The market for smart shopping carts is booming. Companies are recognizing the fast growth in retailers' demand in innovative technology that doesn't only make the customers' shopping experience a breeze but also increases retailers' revenue. But not every smart shopping cart fulfills its promise. Let's take a closer look at the ways in which existing solutions differ and what sets the market leaders apart from the rest.
Relying on weight alone is not the best option for a smart cart solution because it does not provide enough information to accurately determine the contents of the cart.
Weight alone cannot differentiate between different types of items, such as produce, packaged goods, or household items, which can vary significantly in weight.
The system may be trained regarding the weight, however, items also change over time and the trained system then once again is off.
Additionally, there may be items in the cart that do not have a fixed weight, such as loose produce or items that have been partially consumed. Furthermore, relying solely on weight can lead to inaccuracies when the cart is moving or if there is dirt or debris on the scale that affects the reading.
Oftentimes the biggest issue is the missing master data provided by the retailers.
Image recognition by itself is not the best option for smart cart solutions because it may not be accurate enough to identify all of the items in the cart.
Image recognition can struggle with identifying items that are partially obscured or poorly lit, as well as items that have similar appearances but different brands or types. Additionally, relying solely on image recognition can be computationally expensive and may not be practical for real-time applications where quick decisions need to be made. This could lead to delays or errors in identifying items, which could result in incorrect pricing or inventory management
OCR (Optical Character Recognition) on the other hand does not qualify as a sole smart cart component either because it may not be able to accurately identify all of the items in the cart. OCR is a technology that is used to recognize text in images, and it is often used in conjunction with barcode scanning to identify products in retail settings.
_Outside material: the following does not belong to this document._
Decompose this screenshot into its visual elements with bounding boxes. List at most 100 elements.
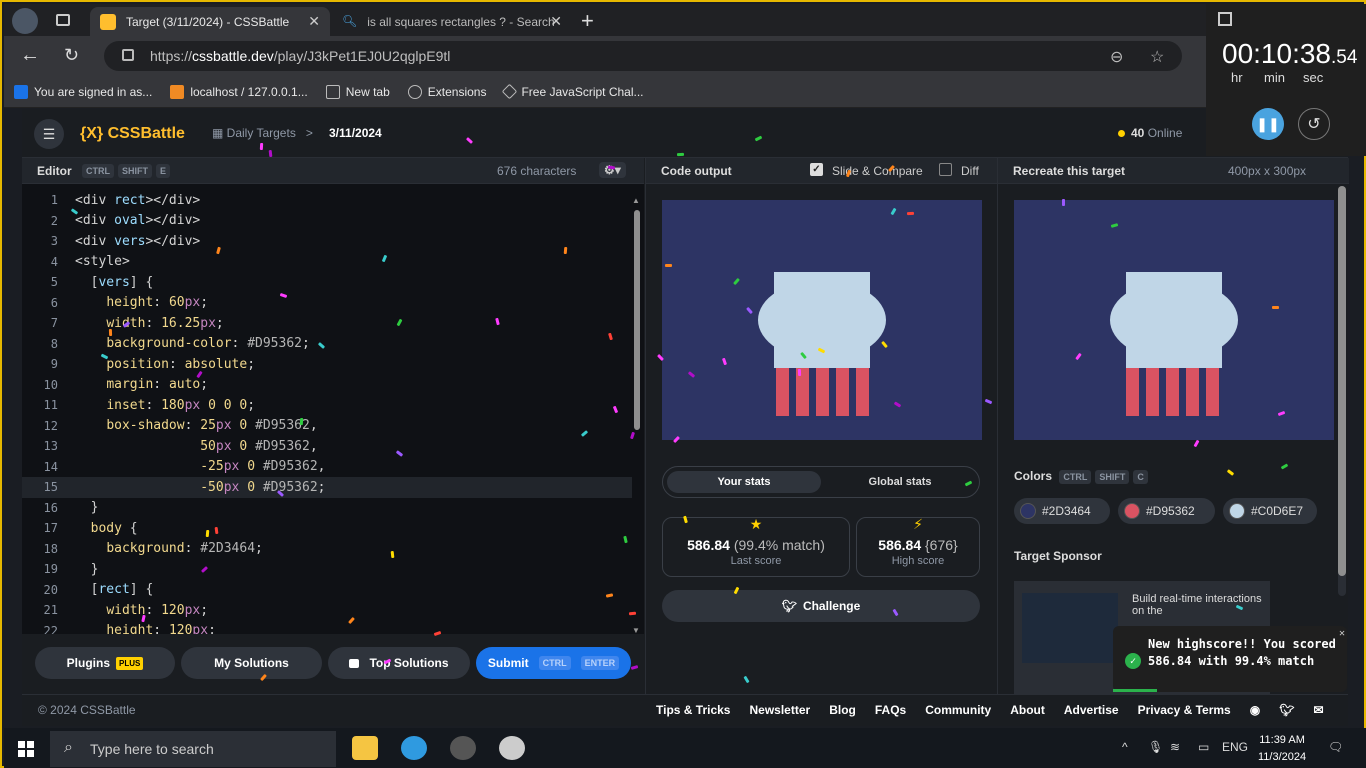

However, not all items have barcodes, and some items may have damaged or obscured barcodes that cannot be read by a barcode scanner.
In such cases, OCR may be used to try to recognize text on the packaging, such as product names or SKU numbers, but this can be unreliable and may not provide enough information to accurately identify the item.
Furthermore, relying solely on OCR can be computationally expensive and may not be practical for real-time applications where quick decisions need to be made. This could lead to delays or errors in identifying items, which could result in incorrect pricing or inventory management.
To create an ideal smart shopping cart that covers as many cases as possible, a combination of several technologies can be used. Here are some examples of technologies that can be combined in a smart shopping cart solution:
1. Weight sensors: Weight sensors can be used to detect the weight of items in the cart, which can help with inventory management and pricing.
2. Barcode scanners: Barcode scanners can be used to scan the barcodes of items in the cart, which can provide accurate and comprehensive data on the items.
3. Cameras: Cameras can be used to identify items in the cart that do not have barcodes or that have damaged or obscured barcodes and provide theft prevention that way.
By combining these technologies, a smart shopping cart solution can provide a more comprehensive view of the contents of the cart, which can help with inventory management, pricing, and personalized recommendations for customers. This can improve the overall shopping experience for customers and help retailers to optimize their operations.